Fc Skyfall Upper Midco Limited holds investments either directly or indirectly in dozens of “subsidiary undertakings” including numerous undertakings based in Jersey and the Cayman Islands. 

According to Birrell’s analysis, HC-One “has an opaque structure of 62 companies under an ultimate parent company called FC Skyfall in the Cayman Islands, along with 17 more companies registered in this secretive tax haven”. 

The company told Birrell: “Our group structure is in line with most others in the care sector. We have made no shareholder dividend payments since 2017 and pay an asset management fee of just 1% of revenue. We own the majority of homes we operate and our debt is therefore modest in comparison to our assets.
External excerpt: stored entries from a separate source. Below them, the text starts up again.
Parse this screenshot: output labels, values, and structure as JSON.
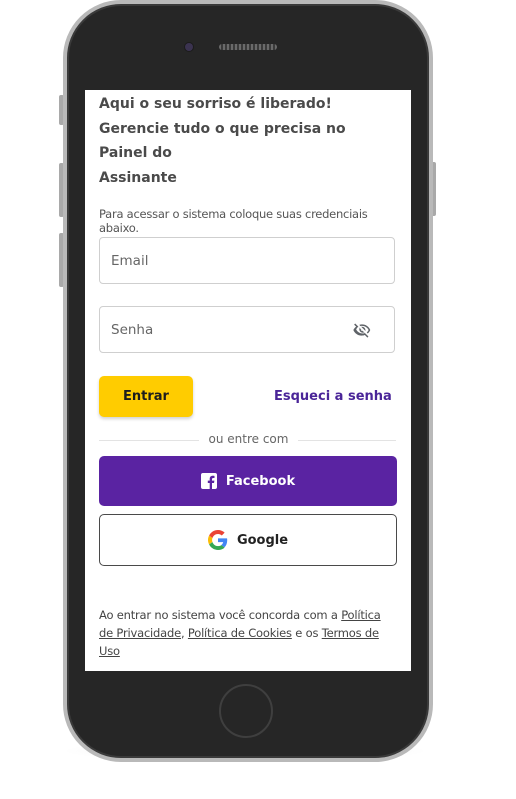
{
  "headline": {
    "line1": "Aqui o seu sorriso é liberado!",
    "line2": "Gerencie tudo o que precisa no Painel do",
    "line3": "Assinante"
  },
  "hint": "Para acessar o sistema coloque suas credenciais abaixo.",
  "form": {
    "email_placeholder": "Email",
    "email_value": "",
    "password_placeholder": "Senha",
    "password_value": ""
  },
  "actions": {
    "login_label": "Entrar",
    "forgot_label": "Esqueci a senha"
  },
  "divider": "ou entre com",
  "social": {
    "facebook_label": "Facebook",
    "google_label": "Google"
  },
  "terms": {
    "prefix": "Ao entrar no sistema você concorda com a ",
    "privacy_link": "Política de Privacidade",
    "sep": ", ",
    "cookies_link": "Política de Cookies",
    "and": " e os ",
    "terms_link": "Termos de Uso"
  },
  "icons": {
    "password_toggle": "eye-off-icon",
    "facebook": "facebook-icon",
    "google": "google-icon"
  },
  "colors": {
    "primary_yellow": "#ffcc00",
    "brand_purple": "#5a23a2",
    "link_purple": "#4a2598"
  }
}
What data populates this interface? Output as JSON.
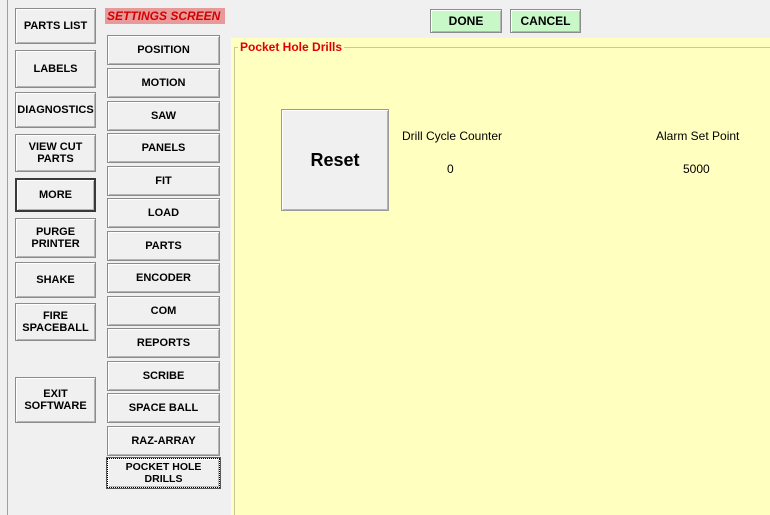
{
  "left_nav": {
    "parts_list": "PARTS LIST",
    "labels": "LABELS",
    "diagnostics": "DIAGNOSTICS",
    "view_cut_parts": "VIEW CUT\nPARTS",
    "more": "MORE",
    "purge_printer": "PURGE\nPRINTER",
    "shake": "SHAKE",
    "fire_spaceball": "FIRE\nSPACEBALL",
    "exit_software": "EXIT\nSOFTWARE"
  },
  "settings": {
    "title": "SETTINGS SCREEN",
    "items": [
      "POSITION",
      "MOTION",
      "SAW",
      "PANELS",
      "FIT",
      "LOAD",
      "PARTS",
      "ENCODER",
      "COM",
      "REPORTS",
      "SCRIBE",
      "SPACE BALL",
      "RAZ-ARRAY",
      "POCKET HOLE DRILLS"
    ],
    "selected": "POCKET HOLE DRILLS"
  },
  "toolbar": {
    "done": "DONE",
    "cancel": "CANCEL"
  },
  "panel": {
    "group_title": "Pocket Hole Drills",
    "reset_label": "Reset",
    "drill_cycle_counter_label": "Drill Cycle Counter",
    "drill_cycle_counter_value": "0",
    "alarm_set_point_label": "Alarm Set Point",
    "alarm_set_point_value": "5000"
  },
  "colors": {
    "panel_bg": "#ffffc0",
    "accent_red": "#e00000",
    "title_bg": "#e89a9a",
    "top_button_bg": "#c8f7c8"
  }
}
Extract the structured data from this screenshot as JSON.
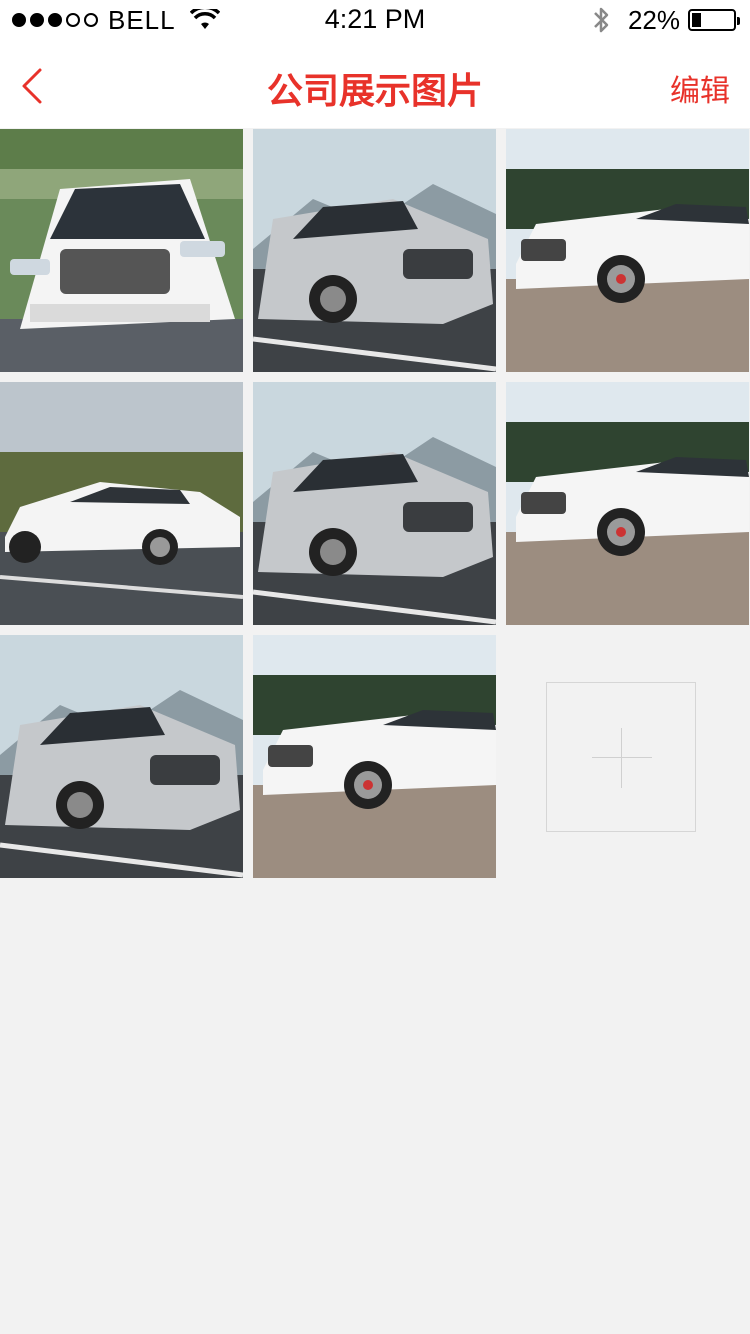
{
  "status_bar": {
    "carrier": "BELL",
    "time": "4:21 PM",
    "battery": "22%",
    "battery_level": 0.22,
    "signal_bars_filled": 3,
    "signal_bars_total": 5
  },
  "nav": {
    "back_icon": "chevron-left-icon",
    "title": "公司展示图片",
    "edit_label": "编辑",
    "accent_color": "#e8322a"
  },
  "photos": [
    {
      "scene": "front-road"
    },
    {
      "scene": "front-mountain"
    },
    {
      "scene": "side-paving"
    },
    {
      "scene": "side-hills"
    },
    {
      "scene": "front-mountain"
    },
    {
      "scene": "side-paving"
    },
    {
      "scene": "front-mountain"
    },
    {
      "scene": "side-paving"
    }
  ],
  "add_button": {
    "icon": "plus-icon"
  }
}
Moreover, HC-One is a committed UK taxpayer and all our income is subject to UK taxes.”

Barchester Healthcare has numerous subsidiary undertakings, including Lakeside Residential Home Limited in Jersey. Its principal activity is “that of an intermediate holding company”. Birrell’s research revealed that Barchester “is owned by three prominent Irish billionaires – Dermot Desmond, JP McManus and John Magnier – through a parent company in Jersey with 72 other firms in its structure”.

Its operating profit in its 2019 accounts was £41 million and an interim dividend of £9.1 million was paid out throughout the year.